The funds will strengthen the company’s drug discovery, development and production services.
The funds are part of Icosagen’s €40 million investment into increasing its innovative contract research and development capabilities as well as into a new current good manufacturing practice (cGMP) facility to produce innovative drugs for clinical trials.
The agreement seeks to provide a major boost to the biological drug development industry in Estonia.
The construction of the new 1,600 m2 production plant expands on Icosagen’s existing laboratories in Tartu, Estonia, and will be completed in September 2023. The plant is expected to become operational in 2024.

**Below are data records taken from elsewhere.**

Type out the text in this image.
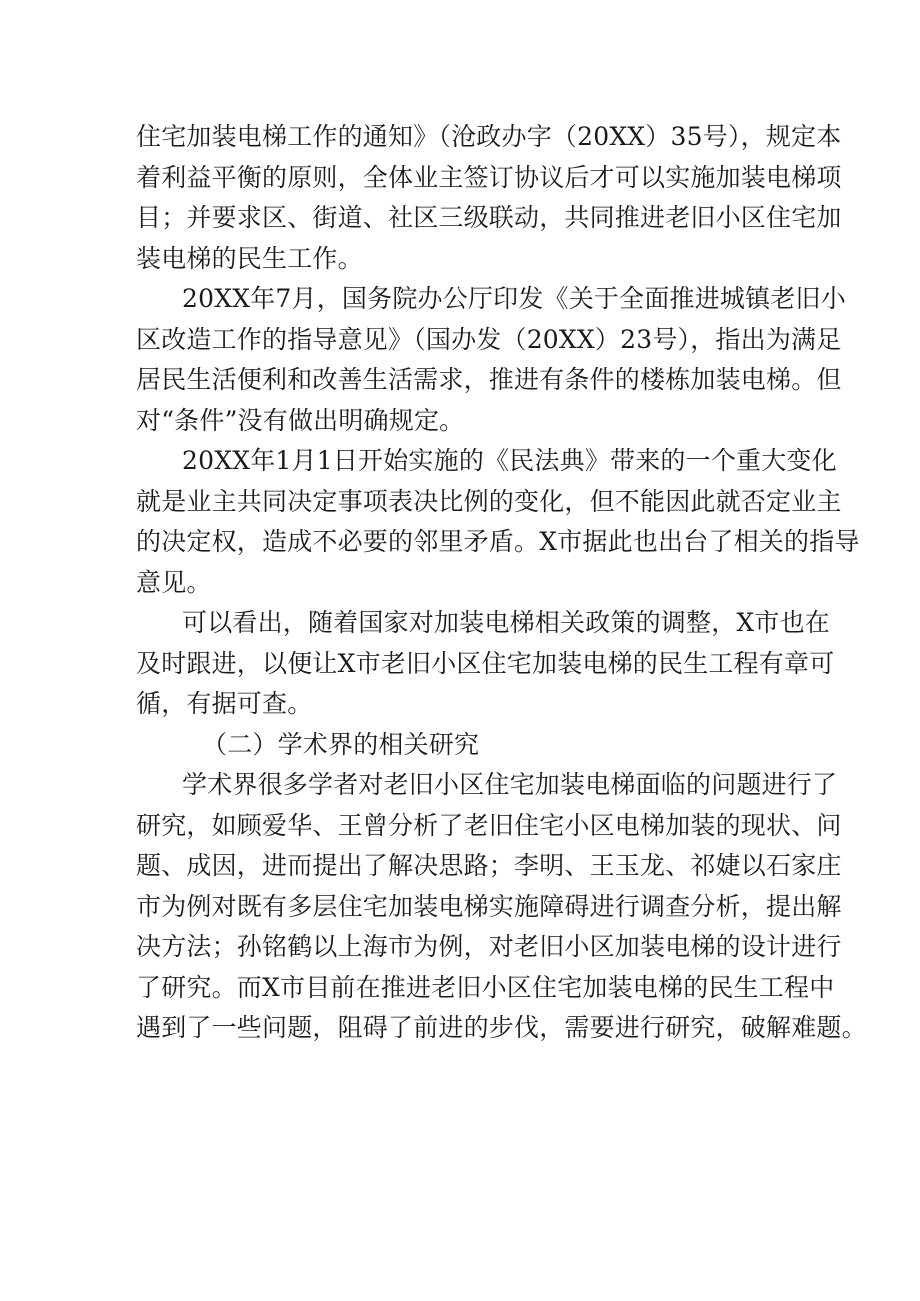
住宅加装电梯工作的通知》（沧政办字（20XX）35号），规定本
着利益平衡的原则，全体业主签订协议后才可以实施加装电梯项
目；并要求区、街道、社区三级联动，共同推进老旧小区住宅加
装电梯的民生工作。
20XX年7月，国务院办公厅印发《关于全面推进城镇老旧小
区改造工作的指导意见》（国办发（20XX）23号），指出为满足
居民生活便利和改善生活需求，推进有条件的楼栋加装电梯。但
对“条件”没有做出明确规定。
20XX年1月1日开始实施的《民法典》带来的一个重大变化
就是业主共同决定事项表决比例的变化，但不能因此就否定业主
的决定权，造成不必要的邻里矛盾。X市据此也出台了相关的指导
意见。
可以看出，随着国家对加装电梯相关政策的调整，X市也在
及时跟进，以便让X市老旧小区住宅加装电梯的民生工程有章可
循，有据可查。
（二）学术界的相关研究
学术界很多学者对老旧小区住宅加装电梯面临的问题进行了
研究，如顾爱华、王曾分析了老旧住宅小区电梯加装的现状、问
题、成因，进而提出了解决思路；李明、王玉龙、祁婕以石家庄
市为例对既有多层住宅加装电梯实施障碍进行调查分析，提出解
决方法；孙铭鹤以上海市为例，对老旧小区加装电梯的设计进行
了研究。而X市目前在推进老旧小区住宅加装电梯的民生工程中
遇到了一些问题，阻碍了前进的步伐，需要进行研究，破解难题。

The new facility will help Icosagen become a one-stop shop for its biotechnology and pharmaceutical clients, and a full contract research, development and manufacturing organization (CRDMO), offering seamless discovery, development and manufacturing capabilities of mammalian protein drug candidates.
“We have steadily been working towards this important milestone for a long time,” said CEO and founder of Icosagen Mart Ustav.
“Developing novel technologies and workflows will help increase our competitiveness in providing contract research and development service to our clients in Europe and other regions of the world. The cGMP facility will provide further state-of-the-art training and employment opportunities for local and regional scientists and, at the same time, expand the capabilities and impact of the European biopharmaceutical drug production industry. We are very grateful to the EIB for their crucial support in this endeavor.”
Senior director business development of Icosagen Cell Factory Oliver Schub added: “In 2022, Icosagen Cell Factory worked with over 100 protein drug/vaccine developing companies, in well above 500 projects, producing more than 3 000 different recombinant proteins. Our partner clients can now seamlessly proceed from antibody discovery, over transient preclinical protein production, into stable CHO cell line development, and right into clinical GMP manufacturing, all from one team on a single site. Our unique CRDMO concept results in minimized development timelines, costs and project management efforts.”